Secondly, even though the BJP campaign to ridicule Rahul Gandhi has been impactful, the truth is that, personalities apart, the decline of Congress began in 1989, much predating the emergence of both Rahul and Narendra Modi.
Since the government of Rajiv Gandhi, Congress has never been in power at the Centre with an absolute majority. When in power, it has ruled either as a minority party, in the term of Narasimha Rao, or in coalition during the UPA years.
The reasons for this consistent decline are many: The migration of the traditional Congress voter to other parties; the rise of strong regional parties; the renewed emergence of BJP; and the lack of leadership, organisation, planning and strategic vision within the Congress party.
If Congress was the giant amoeba in the past, ingesting communities from all sections as part of its umbrella coalition, BJP has now emerged as the pole of the electoral fabric. It has assiduously cultivated the Hindu vote; and within it, even castes which were earlier attracted to Congress, such as the Brahmans, have now noticeably switched fealties. The Hindutva card yoked to targeted welfarism, has helped BJP co-opt significant sections of the Dalit and the OBC communities too.
Will the 2024 parliamentary elections thus be a cakewalk for the saffron party? Although his aura of invincibility has cracked, and there is a verifiable drop in his approval ratings, there is little doubt that Narendra Modi is still the most popular leader in the country, and that BJP, supported by RSS and a huge organised cadre, is a formidable electoral machine.
Yet, the curious factor is that the BJP’s geographical support base is rather narrow for a national party. Strong regional parties have held it at bay in the entire southeastern swathe of India – excluding Karnataka but including Kerala, Tamil Nadu, Andhra Pradesh, Telangana, Odisha, and West Bengal. These six states constitute 164 parliamentary seats.
The real electoral catchment area of BJP is the north and the west (with the exception of the north-east, but that is a total of only 25 seats). In UP, accounting for 80 seats, BJP’s principal opponents are SP and BSP. SP’s current constraint is that its vote base is largely limited to the Yadavs and the Muslims, not sufficient to win an election, and even the Yadav vote was fractured in 2019, with large numbers of young Yadavs voting for BJP.
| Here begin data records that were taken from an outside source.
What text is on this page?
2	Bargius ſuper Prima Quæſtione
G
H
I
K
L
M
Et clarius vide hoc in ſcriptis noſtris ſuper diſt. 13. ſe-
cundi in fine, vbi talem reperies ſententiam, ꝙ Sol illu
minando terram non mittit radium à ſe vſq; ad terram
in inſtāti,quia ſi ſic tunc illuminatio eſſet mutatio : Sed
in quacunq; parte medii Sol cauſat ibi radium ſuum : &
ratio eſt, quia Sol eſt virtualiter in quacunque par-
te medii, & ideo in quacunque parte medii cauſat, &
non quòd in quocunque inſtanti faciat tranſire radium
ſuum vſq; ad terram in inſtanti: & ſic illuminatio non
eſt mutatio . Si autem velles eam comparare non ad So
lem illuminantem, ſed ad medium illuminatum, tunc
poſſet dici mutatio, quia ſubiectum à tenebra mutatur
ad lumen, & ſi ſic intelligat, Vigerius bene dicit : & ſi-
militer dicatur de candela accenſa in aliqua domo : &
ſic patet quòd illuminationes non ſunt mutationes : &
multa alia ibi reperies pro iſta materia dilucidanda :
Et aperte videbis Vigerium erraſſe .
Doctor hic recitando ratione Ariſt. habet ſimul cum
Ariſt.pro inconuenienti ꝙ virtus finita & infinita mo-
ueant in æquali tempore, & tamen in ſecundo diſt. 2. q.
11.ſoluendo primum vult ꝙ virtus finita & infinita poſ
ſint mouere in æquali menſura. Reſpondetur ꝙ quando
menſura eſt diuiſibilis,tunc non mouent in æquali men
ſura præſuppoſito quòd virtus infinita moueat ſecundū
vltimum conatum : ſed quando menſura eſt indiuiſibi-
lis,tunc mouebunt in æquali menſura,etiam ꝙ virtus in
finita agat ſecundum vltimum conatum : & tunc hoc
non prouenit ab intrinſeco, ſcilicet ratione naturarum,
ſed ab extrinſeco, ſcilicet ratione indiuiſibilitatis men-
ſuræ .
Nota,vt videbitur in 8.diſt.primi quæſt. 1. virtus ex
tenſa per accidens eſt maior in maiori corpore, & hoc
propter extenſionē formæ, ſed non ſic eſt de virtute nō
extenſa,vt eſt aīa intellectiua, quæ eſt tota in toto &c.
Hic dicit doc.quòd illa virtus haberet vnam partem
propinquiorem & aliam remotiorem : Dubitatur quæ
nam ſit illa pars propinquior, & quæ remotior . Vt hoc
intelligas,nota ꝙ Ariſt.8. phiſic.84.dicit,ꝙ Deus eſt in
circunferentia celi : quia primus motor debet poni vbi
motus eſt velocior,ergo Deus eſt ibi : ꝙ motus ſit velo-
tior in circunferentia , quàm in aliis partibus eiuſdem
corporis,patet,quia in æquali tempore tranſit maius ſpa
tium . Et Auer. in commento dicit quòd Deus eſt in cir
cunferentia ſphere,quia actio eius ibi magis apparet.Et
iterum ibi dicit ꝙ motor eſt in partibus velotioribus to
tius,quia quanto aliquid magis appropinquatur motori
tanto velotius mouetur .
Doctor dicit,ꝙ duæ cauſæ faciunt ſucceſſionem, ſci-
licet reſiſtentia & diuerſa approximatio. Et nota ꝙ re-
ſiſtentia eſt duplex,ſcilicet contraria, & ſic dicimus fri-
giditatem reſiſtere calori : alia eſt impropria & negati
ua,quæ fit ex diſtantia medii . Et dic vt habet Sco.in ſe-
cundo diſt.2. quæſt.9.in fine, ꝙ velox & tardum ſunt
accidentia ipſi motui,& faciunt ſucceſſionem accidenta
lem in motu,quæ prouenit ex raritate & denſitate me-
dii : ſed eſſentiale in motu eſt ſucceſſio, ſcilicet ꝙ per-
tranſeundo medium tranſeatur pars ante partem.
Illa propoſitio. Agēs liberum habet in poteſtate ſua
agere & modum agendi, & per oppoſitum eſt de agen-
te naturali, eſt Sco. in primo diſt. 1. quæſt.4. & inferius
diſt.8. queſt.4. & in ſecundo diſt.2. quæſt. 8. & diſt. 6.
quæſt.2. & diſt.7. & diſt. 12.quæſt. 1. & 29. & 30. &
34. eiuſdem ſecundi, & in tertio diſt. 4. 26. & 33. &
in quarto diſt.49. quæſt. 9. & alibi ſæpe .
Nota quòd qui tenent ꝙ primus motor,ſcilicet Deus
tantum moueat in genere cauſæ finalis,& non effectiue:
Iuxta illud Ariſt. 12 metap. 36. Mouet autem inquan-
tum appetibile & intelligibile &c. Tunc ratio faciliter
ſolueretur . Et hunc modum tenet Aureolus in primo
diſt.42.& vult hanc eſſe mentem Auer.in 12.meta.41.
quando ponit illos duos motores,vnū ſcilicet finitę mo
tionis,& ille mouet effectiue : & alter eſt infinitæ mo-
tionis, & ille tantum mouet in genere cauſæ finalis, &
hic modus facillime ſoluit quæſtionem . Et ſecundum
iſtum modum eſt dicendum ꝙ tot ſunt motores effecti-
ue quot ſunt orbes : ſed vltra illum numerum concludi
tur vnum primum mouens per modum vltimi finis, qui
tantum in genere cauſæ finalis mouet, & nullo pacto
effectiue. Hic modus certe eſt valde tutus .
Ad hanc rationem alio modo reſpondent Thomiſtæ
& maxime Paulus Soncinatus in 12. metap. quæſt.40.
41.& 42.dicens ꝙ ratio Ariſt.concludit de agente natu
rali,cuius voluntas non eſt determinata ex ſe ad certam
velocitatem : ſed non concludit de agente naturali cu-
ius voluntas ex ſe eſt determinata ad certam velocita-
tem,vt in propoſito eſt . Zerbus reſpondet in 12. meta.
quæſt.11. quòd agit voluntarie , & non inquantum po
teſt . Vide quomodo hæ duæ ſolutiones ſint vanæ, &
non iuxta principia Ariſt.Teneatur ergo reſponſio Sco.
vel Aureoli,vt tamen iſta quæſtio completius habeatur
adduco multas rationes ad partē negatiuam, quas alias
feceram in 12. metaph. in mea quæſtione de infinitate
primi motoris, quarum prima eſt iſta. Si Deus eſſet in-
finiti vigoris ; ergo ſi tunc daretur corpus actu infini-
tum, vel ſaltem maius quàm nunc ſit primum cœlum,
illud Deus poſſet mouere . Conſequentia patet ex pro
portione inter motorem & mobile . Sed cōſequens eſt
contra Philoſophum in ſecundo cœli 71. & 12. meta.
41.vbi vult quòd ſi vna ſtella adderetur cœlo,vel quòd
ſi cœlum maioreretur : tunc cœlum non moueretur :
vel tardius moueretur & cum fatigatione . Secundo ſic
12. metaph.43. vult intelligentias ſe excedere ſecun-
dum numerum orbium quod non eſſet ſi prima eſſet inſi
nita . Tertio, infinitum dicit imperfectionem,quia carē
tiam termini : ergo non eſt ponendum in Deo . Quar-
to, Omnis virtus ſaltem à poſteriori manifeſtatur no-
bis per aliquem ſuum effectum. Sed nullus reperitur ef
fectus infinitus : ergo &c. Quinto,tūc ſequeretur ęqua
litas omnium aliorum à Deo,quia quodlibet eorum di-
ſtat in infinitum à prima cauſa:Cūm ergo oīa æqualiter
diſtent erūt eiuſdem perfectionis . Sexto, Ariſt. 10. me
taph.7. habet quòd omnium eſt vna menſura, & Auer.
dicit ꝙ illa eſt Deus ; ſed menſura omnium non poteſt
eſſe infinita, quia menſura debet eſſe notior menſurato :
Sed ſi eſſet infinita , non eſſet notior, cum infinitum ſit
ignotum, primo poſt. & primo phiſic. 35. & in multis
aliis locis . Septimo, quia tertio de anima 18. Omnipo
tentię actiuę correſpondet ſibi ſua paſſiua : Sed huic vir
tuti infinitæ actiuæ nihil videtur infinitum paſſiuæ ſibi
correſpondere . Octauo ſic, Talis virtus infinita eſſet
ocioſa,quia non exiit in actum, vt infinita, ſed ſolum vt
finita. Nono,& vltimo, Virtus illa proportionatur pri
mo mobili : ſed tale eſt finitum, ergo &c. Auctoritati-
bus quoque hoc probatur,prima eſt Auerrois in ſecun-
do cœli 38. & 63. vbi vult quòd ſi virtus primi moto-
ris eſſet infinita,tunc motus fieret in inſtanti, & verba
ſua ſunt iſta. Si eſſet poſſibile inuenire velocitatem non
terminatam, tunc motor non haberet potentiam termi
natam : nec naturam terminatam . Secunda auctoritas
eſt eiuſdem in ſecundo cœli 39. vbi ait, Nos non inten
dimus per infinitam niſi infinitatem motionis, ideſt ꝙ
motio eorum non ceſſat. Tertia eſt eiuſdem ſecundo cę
Mayawati appears to have been co-opted by BJP. With Congress comatose in the state, the advantage is clearly with BJP. In Bihar, accounting for 39 seats, BJP in partnership with JDU appears to have an edge over the Muslim-Yadav vote base of RJD. Again, the electoral erosion of Congress becomes a key factor.
However, the real Achilles heel of Congress is in those states where it is directly posited against BJP: MP, Gujarat, Rajasthan, Punjab (where the Akali Dal is a factor), Chhattisgarh, Haryana, Uttarakhand, Himachal Pradesh and Karnataka (where the JDS is present too). These states account for around 150 seats.
Here BJP’s advantage is that its strike rate against Congress has improved from 84% in 2014 to even higher in 2019. That is the reason why BJP, notwithstanding its narrow geographical base, comes up with an absolute majority. The challenge before a resurrected Congress is thus starkly clear: A dramatic improvement in the direct electoral faceoffs with BJP.
Regional parties can only do so much; their parts do not add up to a coherent pan-Indian whole. Knowing this, Congress must rise to the challenge. It is the original national party, the party of Mahatma Gandhi, Nehru, Ambedkar and Sardar Patel, the party that led India to freedom, the party whose core ideology corresponds to the idea of India as conceived by our founding fathers, and whose demise could unleash forces that are inimical to the basic tenets of our Republic.
If – and that is a big if – Congress were to genuinely revamp itself, then, in conjunction with anti-BJP regional parties, and an entry in UP and Bihar, it could give BJP a run for its money in 2024.
In spite of getting an absolute majority, the BJP vote share in 2014 and 2019 was 31% and 37.4% respectively. The majority of Indians did not vote for the party. There is a fight waiting to be fought. Will Congress wake up and smell the coffee?